The challenged conditions, as orally pronounced at sentencing, are: "you must participate in a mental health treatment program and pay your fair share," and "you must participate in a substance abuse program that includes treatment and testing as directed by probation and pay your fair share." Contrary to Guevara's argument, the conditions are essentially identical to language approved in United States v. Stephens, 424 F.3d 876, 882 (9th Cir. 2005), where we held that the conditions properly gave the probation officer discretion only "to perform the ministerial tasks of choosing the appropriate program and facilitating Stephens' attendance." A sentencing condition equivalent to that approved in Stephens and not disturbed in subsequent cases examining conditions of supervised release is not "contrary to the law." Bautista, 989 F.3d at 702; see, e.g., Nishida, 53 F.4th at 1155; United States v. Taylor, 78 F.4th 1132, 1137 (9th Cir. 2023). Unlike in Nishida, the conditions here authorize only outpatient treatment. The district court's reliance on Stephens therefore did not constitute plain error.
III
Guevara contends that a limited remand is required for correction of errors in the district court's oral pronouncement of his sentence. Specifically, in pronouncing the sentence, the district court erroneously referred to "Count 5," "Count 6," "Count 7," and "Count 8," instead of Counts 25, 26, 27, and 28, though later in the hearing when discussing the conditions of supervised release, the court referred to counts "25 through 30." Guevara was not convicted of Counts 5 through 8, and the written judgment listed the counts correctly. Guevara did not object during the hearing, so plain error review applies.

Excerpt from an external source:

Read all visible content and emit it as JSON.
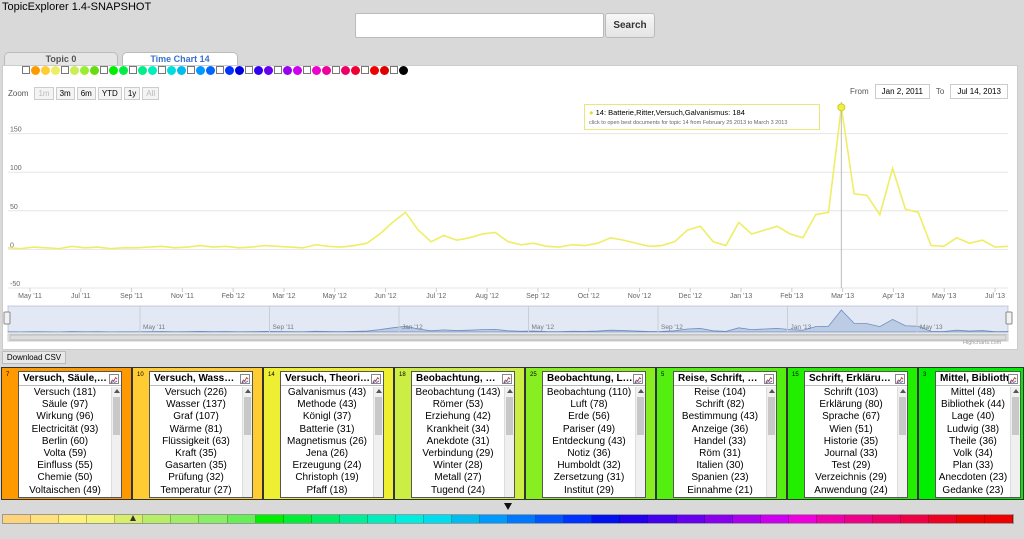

Here, the government and Guevara agree that the district court's misstatement as to the count numbers was simply an inadvertent error, and that the written judgment lists the correct counts. They agree that remand to correct the oral pronouncement would be pointless, so long as the correct sentence is reflected in the record. If the court makes an inadvertent clerical error, the proper remedy is to correct the error, and not vacate the sentence. See United States v. Rivera-Sanchez, 222 F.3d 1057, 1062 (9th Cir. 2000). Therefore, pursuant to Fed. R. Crim. P. 36, we correct the record and confirm that the correct count numbers are reflected in the written judgment.
AFFIRMED.
[*] This disposition is not appropriate for publication and is not precedent except as provided by Ninth Circuit Rule 36-3.
[**] The Honorable Donald W. Molloy, United States District Judge for the District of Montana, sitting by designation.